Na, wie Beschwerden im Ausland und bei uns behandelt werden.
Österreich:
Autobahnraststätte Landeszeit (gleicher Eigentümer wie Rosenberger-Restaurants): schieben mir Brot unter und kassieren es an der Kasse. Bei Beschwerde krieg ich Antwort vom Herrn Rosenberger selbst (na ja, besser gesagt von seiner Sekretärin), die sich entschuldigt und mir 5 EUR Gutschein anbietet, den ich nächstes Mal einlösen kann.
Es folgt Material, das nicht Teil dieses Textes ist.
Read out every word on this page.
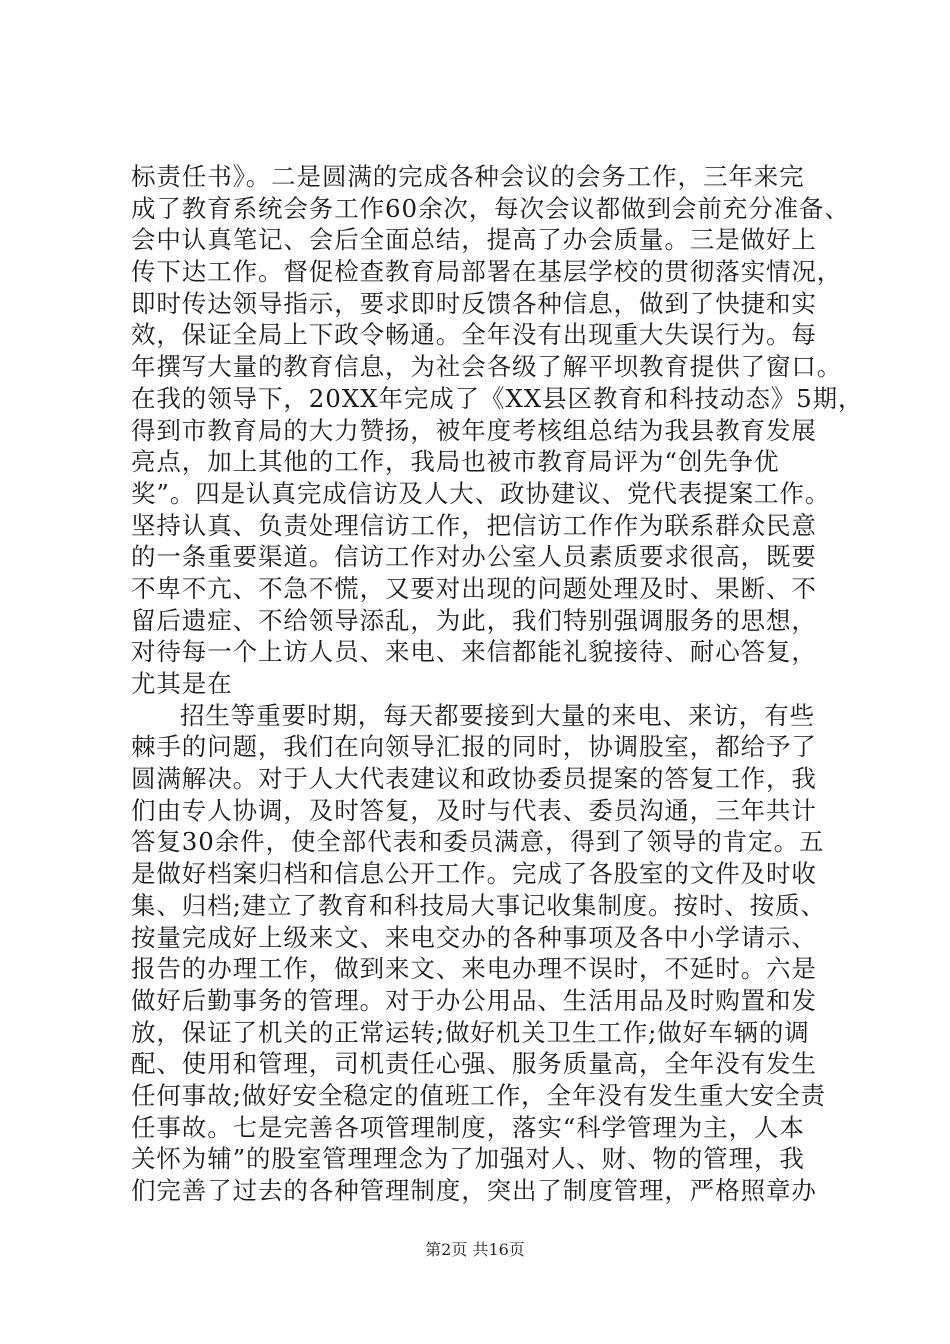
标责任书》。二是圆满的完成各种会议的会务工作，三年来完
成了教育系统会务工作60余次，每次会议都做到会前充分准备、
会中认真笔记、会后全面总结，提高了办会质量。三是做好上
传下达工作。督促检查教育局部署在基层学校的贯彻落实情况，
即时传达领导指示，要求即时反馈各种信息，做到了快捷和实
效，保证全局上下政令畅通。全年没有出现重大失误行为。每
年撰写大量的教育信息，为社会各级了解平坝教育提供了窗口。
在我的领导下，20XX年完成了《XX县区教育和科技动态》5期，
得到市教育局的大力赞扬，被年度考核组总结为我县教育发展
亮点，加上其他的工作，我局也被市教育局评为“创先争优
奖”。四是认真完成信访及人大、政协建议、党代表提案工作。
坚持认真、负责处理信访工作，把信访工作作为联系群众民意
的一条重要渠道。信访工作对办公室人员素质要求很高，既要
不卑不亢、不急不慌，又要对出现的问题处理及时、果断、不
留后遗症、不给领导添乱，为此，我们特别强调服务的思想，
对待每一个上访人员、来电、来信都能礼貌接待、耐心答复，
尤其是在
招生等重要时期，每天都要接到大量的来电、来访，有些
棘手的问题，我们在向领导汇报的同时，协调股室，都给予了
圆满解决。对于人大代表建议和政协委员提案的答复工作，我
们由专人协调，及时答复，及时与代表、委员沟通，三年共计
答复30余件，使全部代表和委员满意，得到了领导的肯定。五
是做好档案归档和信息公开工作。完成了各股室的文件及时收
集、归档;建立了教育和科技局大事记收集制度。按时、按质、
按量完成好上级来文、来电交办的各种事项及各中小学请示、
报告的办理工作，做到来文、来电办理不误时，不延时。六是
做好后勤事务的管理。对于办公用品、生活用品及时购置和发
放，保证了机关的正常运转;做好机关卫生工作;做好车辆的调
配、使用和管理，司机责任心强、服务质量高，全年没有发生
任何事故;做好安全稳定的值班工作，全年没有发生重大安全责
任事故。七是完善各项管理制度，落实“科学管理为主，人本
关怀为辅”的股室管理理念为了加强对人、财、物的管理，我
们完善了过去的各种管理制度，突出了制度管理，严格照章办
第2页 共16页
Shell-Tankstelle an der Autobahn: freche und aufdringliche Betankungsleute, die mehr tanken als gewünscht (nur für extra Verdienst der Station). Aber Shell Kundenservice (in Polen - billigere Arbeitskraft) lädt mich zu gratis Kaffee und Kuchen nächstes Mal ein, bei dem ich das Problem mit dem Personal freundschaftlich 'besprechen' kann! Dass sie die Betankungsleute zu zusätzlicher Ausbildung schicken (häh, wenn sie zu Hause keine Grundkultur beigebracht bekommen haben, hilft keine Schulung),...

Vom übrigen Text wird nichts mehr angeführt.